Creating a parenting plan or custody schedule for older children can be challenging. Pre-teens are preparing to make the leap into adolescence. They become far more independent and want to do things for themselves. They pay attention to the way they look and the acceptance of a peer group is very important to them. Their increased ability to think logically and their more developed sense of conscience may lead to stronger judgments, statements of opinion, and increased arguments. They can discuss issues in detail, want explanations for other’s decisions, and want the freedom to solve problems on their own. They may side more with their peers and confide in them more readily. It is extremely important of coParents to be on the same page when parenting children at this pivotal stage and choose a parenting or custody plans that can give their children structure and quality time with both parents (unless there is a danger to the child).

Children, at this stage, begin to test values and belief systems and need to be able to express their feelings however they must still recognize that the parents make the final decisions. They may choose to side with one coParent over the other. This may change based on the specific issue or the parenting style. They need to be encouraged and given permission to love both parents and understand that issues between their parents are not their burden.
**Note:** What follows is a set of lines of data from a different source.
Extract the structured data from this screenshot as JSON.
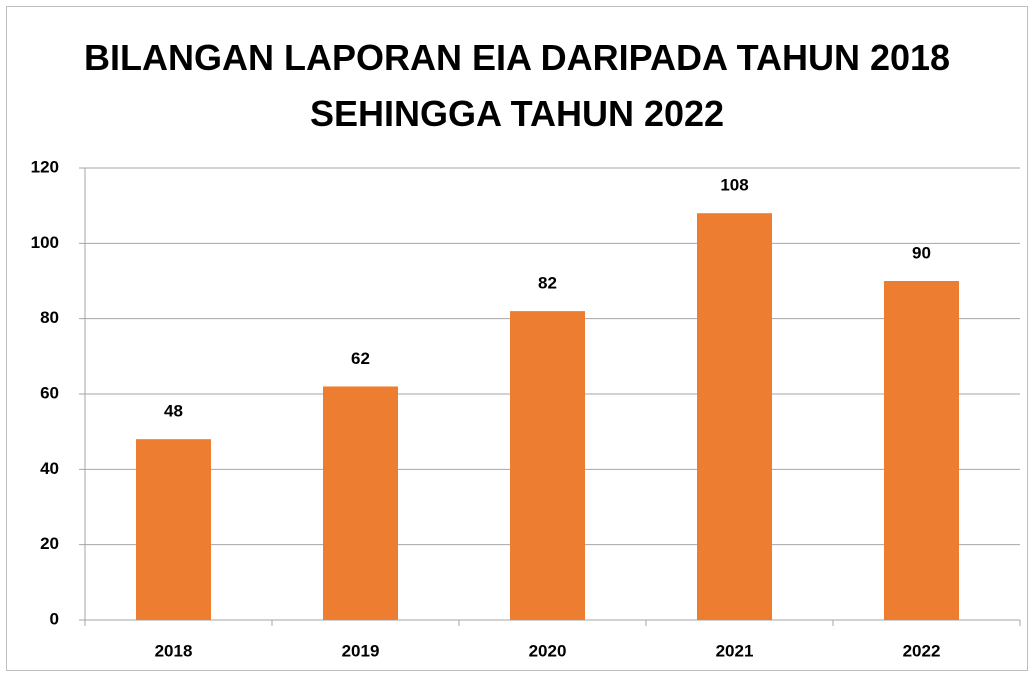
{
  "chart_data": {
    "type": "bar",
    "title": "BILANGAN LAPORAN EIA DARIPADA TAHUN 2018 SEHINGGA TAHUN 2022",
    "categories": [
      "2018",
      "2019",
      "2020",
      "2021",
      "2022"
    ],
    "values": [
      48,
      62,
      82,
      108,
      90
    ],
    "color": "#ed7d31",
    "ylim": [
      0,
      120
    ],
    "yticks": [
      0,
      20,
      40,
      60,
      80,
      100,
      120
    ],
    "grid": true
  }
}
When coParenting, there is a difficult balance between providing structure and creating the chance for independence. Families need flexibility so the child may have the time required with friends and activities as well as with both coParents. Parents need to encourage the move towards independence while providing reasonable and consistent limits and boundaries.

When Designing a Plan for Your Pre-Teen, Remember:

  1. Parenting plans must provide frequent, meaningful contact with both parents.
  2. Pre-Teen children do well with many different options for parenting plans as long as the contract is structured and consistent. When possible, plans should include overnights during the school week and on weekends so that both parents may be active participants.
  3. Schedules can provide longer times away from either parent (up to a week) but must take into consideration the child’s activities and school responsibilities.
  4. Children should be given open telephone access to the other parent and be given privacy for the calls.
  5. Rules and routine between the households should have some consistency and continuity for increased success.
  6. Develop a format for discussing the child’s academic and extra-curricular activities without including the child in discussions (journal, email communication, phone conference, “business-like” meeting).
  7. Children can be consulted about their views and suggestions, but the parents should still make the final decision.

Be mindful if a pre-teen child loses interest in friends and other relationships and begins to isolate themselves (spending extended times in his room, skipping meals and activities, not going out or not answering the phone). If the child begins to take sides or feels the need to take sides with one parent there is a greater chance of depression and rebellion. A change in school performance and peer group may also indicate some loss of well-being. Communication between coParents and child is key to offering them help and support if they are going through a rough time. Sometimes it is easier for a child to open up to one parent over the other and know that it is entirely ok and nothing personal.